Thursday, November 24, 2011

The President and the Teacher

The progressivist movement which attempted to take over America in the early 1900's had a number of leaders and heros. They shared a vision of a country which turned over power to a strong central government, taking rights and choices away from individual citizens, with the rationalization that the experts employed by the regime knew much more, and much better, than ordinary people - about everything from nutrition to foreign policy, from economics to road traffic. The best thing for the people to do was accept the wisdom of rulers, and not get in the way of the plans which the government wanted to implement. Historian Jonah Golberg explains:
The totalitarian flavor of such a worldview should be obvious. Unlike classical liberalism, which saw the government as a necessary evil, or simply a benign but voluntary social contract for free men to enter into willingly, the belief that the entire society was one organic whole left no room for those who did not want to behave, let alone "evolve." Your home, your private thoughts, everything was part of the organic body politic, which the state was charged with redeeming.
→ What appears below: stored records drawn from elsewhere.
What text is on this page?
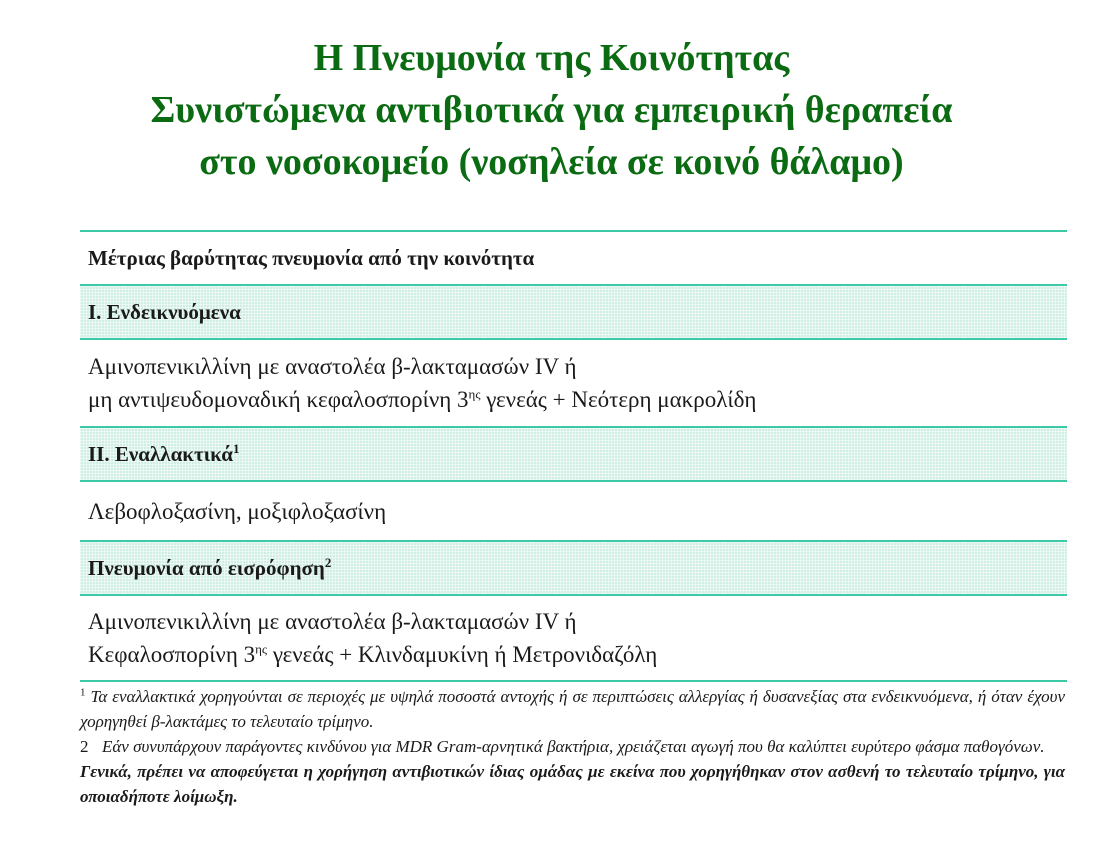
Η Πνευμονία της Κοινότητας
Συνιστώμενα αντιβιοτικά για εμπειρική θεραπεία
στο νοσοκομείο (νοσηλεία σε κοινό θάλαμο)
Μέτριας βαρύτητας πνευμονία από την κοινότητα
I. Ενδεικνυόμενα
Αμινοπενικιλλίνη με αναστολέα β-λακταμασών IV ή
μη αντιψευδομοναδική κεφαλοσπορίνη $3^{\eta\varsigma}$ γενεάς + Νεότερη μακρολίδη
II. Εναλλακτικά$^1$
Λεβοφλοξασίνη, μοξιφλοξασίνη
Πνευμονία από εισρόφηση$^2$
Αμινοπενικιλλίνη με αναστολέα β-λακταμασών IV ή
Κεφαλοσπορίνη $3^{\eta\varsigma}$ γενεάς + Κλινδαμυκίνη ή Μετρονιδαζόλη

$^1$ Τα εναλλακτικά χορηγούνται σε περιοχές με υψηλά ποσοστά αντοχής ή σε περιπτώσεις αλλεργίας ή δυσανεξίας στα ενδεικνυόμενα, ή όταν έχουν χορηγηθεί β-λακτάμες το τελευταίο τρίμηνο.

2 Εάν συνυπάρχουν παράγοντες κινδύνου για MDR Gram-αρνητικά βακτήρια, χρειάζεται αγωγή που θα καλύπτει ευρύτερο φάσμα παθογόνων.

Γενικά, πρέπει να αποφεύγεται η χορήγηση αντιβιοτικών ίδιας ομάδας με εκείνα που χορηγήθηκαν στον ασθενή το τελευταίο τρίμηνο, για οποιαδήποτε λοίμωξη.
Among the leading progressivists we find a President, Woodrow Wilson, and a teacher, John Dewey. Not accidentally, the president was a former teacher who had been active in academic policy-making, and the teacher was involved in using federal policy to control childhood development in a comprehensive way. The progressivists saw childhood as golden opportunity to shape social and political attitudes before individuals reached an age at which they might begin to express a right to self-determination.
Hence a phalanx of progressive reformers saw the home as the front line in the war to transform men into compliant social organs. Often the answer was to get children out of the home as quickly as possible. An archipelago of agencies, commissions, and bureaus sprang up overnight to take the place of the anti-organic, contra-evolutionary influences of the family. The home could no longer be seen as an island, separate and sovereign from the rest of society. John Dewey helped create kindergartens in America for precisely this purpose - to shape the apples before they fell from the trees - while at the other end of the educational process stood reformers like Wilson, who summarized the progressive attitude perfectly when, as president of Princeton, he told an audience, "Our problem is not merely to help the students to adjust themselves to world life ... [but] to make them as unlike their fathers as we can."
The progressivist movement, then, started the educational process earlier, by adding kindergarten, and changed the purpose of universities from education to indoctrination. The goal in all of this was to ensure that citizens did not develop their own views, but rather accepted whatever the regime imposed.